O encontro durou cerca de três horas, durante as quais os dois líderes debateram temas como comércio bilateral, tarifas e investimentos.
Ao final da reunião, Lula propôs um prazo de 30 dias para que as equipes técnicas dos dois países trabalhem na resolução das pendências.
"Como a gente não podia ficar debatendo o dia inteiro sobre isso, eu propus ao Trump: "Vamos dar 30 dias para esses companheiros resolverem o problema"", disse o presidente brasileiro durante coletiva de imprensa.
Segundo ele, o prazo deve servir para que a burocracia seja acompanhada "com mais precisão".
Além das tarifas, Lula cobrou maior participação dos Estados Unidos em investimentos no Brasil.
"Eu disse a ele que muitas vezes fazemos licitações internacionais e os EUA não participam.

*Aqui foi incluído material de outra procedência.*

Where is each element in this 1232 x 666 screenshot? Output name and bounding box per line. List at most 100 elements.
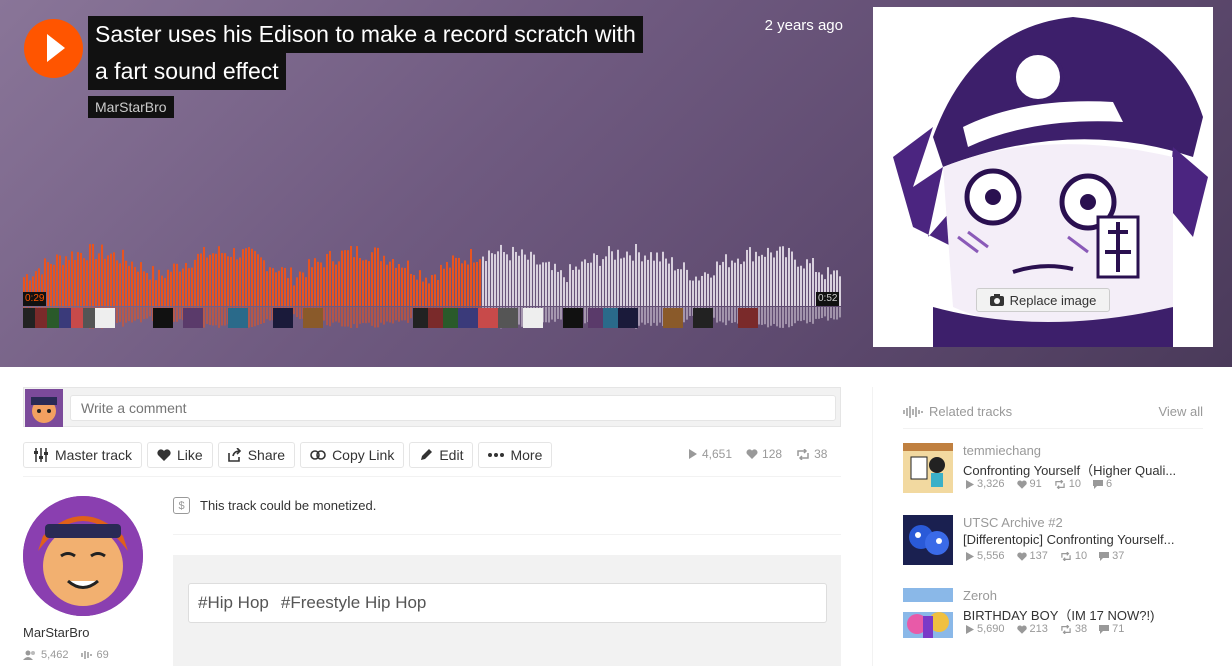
comment-marker-avatar[interactable]: [738, 308, 758, 328]
related-likes-1: 91: [1016, 478, 1042, 490]
related-track-3[interactable]: Zeroh BIRTHDAY BOY（IM 17 NOW?!) 5,690 21…: [903, 588, 1203, 640]
related-title-3[interactable]: BIRTHDAY BOY（IM 17 NOW?!): [963, 605, 1199, 624]
waveform-bar: [512, 246, 514, 306]
followers-count[interactable]: 5,462: [23, 649, 69, 661]
artist-link[interactable]: MarStarBro: [88, 96, 174, 118]
comment-marker-avatar[interactable]: [478, 308, 498, 328]
waveform-reflection: [368, 307, 370, 323]
tag-hip-hop[interactable]: #Hip Hop: [198, 593, 269, 613]
waveform-bar: [584, 259, 586, 306]
view-all-link[interactable]: View all: [1158, 404, 1203, 419]
comment-marker-avatar[interactable]: [153, 308, 173, 328]
master-track-button[interactable]: Master track: [23, 442, 143, 468]
waveform-bar: [425, 277, 427, 306]
waveform-reflection: [734, 307, 736, 323]
waveform-bar: [437, 280, 439, 306]
edit-button[interactable]: Edit: [409, 442, 474, 468]
waveform-bar: [785, 257, 787, 306]
waveform-reflection: [761, 307, 763, 325]
waveform-bar: [710, 277, 712, 306]
waveform-bar: [215, 253, 217, 306]
waveform-bar: [680, 269, 682, 306]
more-button[interactable]: More: [478, 442, 553, 468]
waveform-bar: [698, 280, 700, 306]
waveform-bar: [323, 267, 325, 306]
waveform-reflection: [401, 307, 403, 321]
like-button[interactable]: Like: [147, 442, 213, 468]
related-track-1[interactable]: temmiechang Confronting Yourself（Higher …: [903, 443, 1203, 495]
comment-marker-avatar[interactable]: [458, 308, 478, 328]
waveform-bar: [800, 265, 802, 306]
waveform-bar: [299, 271, 301, 306]
tracks-count[interactable]: 69: [80, 649, 109, 661]
comment-marker-avatar[interactable]: [228, 308, 248, 328]
waveform-bar: [287, 278, 289, 306]
repost-count[interactable]: 38: [796, 447, 827, 461]
waveform-bar: [224, 253, 226, 306]
waveform-bar: [515, 251, 517, 306]
related-title-1[interactable]: Confronting Yourself（Higher Quali...: [963, 460, 1199, 479]
waveform-bar: [296, 277, 298, 306]
waveform-bar: [167, 269, 169, 306]
waveform-bar: [269, 267, 271, 306]
comment-input[interactable]: [70, 395, 836, 421]
waveform-bar: [311, 267, 313, 306]
waveform-bar: [476, 261, 478, 306]
comment-marker-avatar[interactable]: [498, 308, 518, 328]
waveform-bar: [404, 267, 406, 306]
comment-marker-avatar[interactable]: [618, 308, 638, 328]
followers-value: 5,462: [41, 649, 69, 661]
share-button[interactable]: Share: [217, 442, 296, 468]
waveform-reflection: [641, 307, 643, 323]
play-button[interactable]: [24, 19, 83, 78]
related-track-2[interactable]: UTSC Archive #2 [Differentopic] Confront…: [903, 515, 1203, 567]
comment-marker-avatar[interactable]: [273, 308, 293, 328]
related-user-3[interactable]: Zeroh: [963, 588, 1203, 603]
waveform-reflection: [266, 307, 268, 320]
copy-link-button[interactable]: Copy Link: [300, 442, 405, 468]
waveform-reflection: [584, 307, 586, 324]
waveform-bar: [491, 253, 493, 306]
replace-image-button[interactable]: Replace image: [976, 288, 1110, 312]
comment-marker-avatar[interactable]: [563, 308, 583, 328]
tags-field[interactable]: #Hip Hop #Freestyle Hip Hop: [188, 583, 827, 623]
waveform-reflection: [389, 307, 391, 323]
comment-marker-avatar[interactable]: [693, 308, 713, 328]
waveform-bar: [497, 251, 499, 306]
waveform-bar: [371, 252, 373, 306]
waveform-bar: [695, 276, 697, 306]
comment-marker-avatar[interactable]: [523, 308, 543, 328]
comment-marker-avatar[interactable]: [183, 308, 203, 328]
waveform-reflection: [146, 307, 148, 319]
waveform-bar: [494, 254, 496, 306]
waveform-reflection: [689, 307, 691, 316]
waveform-bar: [392, 259, 394, 306]
related-user-2[interactable]: UTSC Archive #2: [963, 515, 1203, 530]
related-title-2[interactable]: [Differentopic] Confronting Yourself...: [963, 532, 1199, 547]
waveform-reflection: [365, 307, 367, 324]
waveform-bar: [410, 273, 412, 306]
waveform-reflection: [827, 307, 829, 321]
waveform-bar: [413, 275, 415, 306]
waveform[interactable]: [23, 240, 843, 330]
waveform-reflection: [824, 307, 826, 317]
tag-freestyle-hip-hop[interactable]: #Freestyle Hip Hop: [281, 593, 427, 613]
uploader-avatar[interactable]: [23, 496, 143, 616]
waveform-bar: [791, 251, 793, 306]
related-plays-3: 5,690: [966, 623, 1005, 635]
related-comments-2: 37: [1099, 550, 1124, 562]
more-label: More: [510, 447, 543, 463]
like-count[interactable]: 128: [746, 447, 782, 461]
waveform-reflection: [125, 307, 127, 323]
comment-marker-avatar[interactable]: [663, 308, 683, 328]
waveform-reflection: [119, 307, 121, 322]
uploader-name[interactable]: MarStarBro: [23, 625, 89, 640]
comment-marker-avatar[interactable]: [303, 308, 323, 328]
waveform-reflection: [203, 307, 205, 328]
comment-marker-avatar[interactable]: [95, 308, 115, 328]
waveform-reflection: [350, 307, 352, 329]
related-user-1[interactable]: temmiechang: [963, 443, 1203, 458]
waveform-bar: [155, 280, 157, 306]
waveform-bar: [275, 272, 277, 306]
posted-time: 2 years ago: [764, 17, 843, 34]
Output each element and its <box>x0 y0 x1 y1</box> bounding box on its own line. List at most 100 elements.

Quem participa são os chineses", afirmou.
"Temos muito interesse que os EUA voltem a investir no Brasil", completou o presidente brasileiro.
Lula chegou à Casa Branca por volta das 12h, no horário de Brasília, e deixou o local às 15h.
Os dois líderes tiveram uma reunião privada e, em seguida, almoçaram juntos.
O presidente brasileiro afirmou ter saído "muito satisfeito" do encontro.
Trump, por sua vez, elogiou Lula e classificou a conversa como "muito produtiva".
Apesar de o encontro não ter resultado em um acordo concreto sobre as tarifas, a proposta de um prazo de 30 dias sinaliza a intenção de ambos os lados em avançar nas negociações.
Lula reforçou o interesse do Brasil em estreitar os laços econômicos com os Estados Unidos e retomar investimentos norte-americanos no país.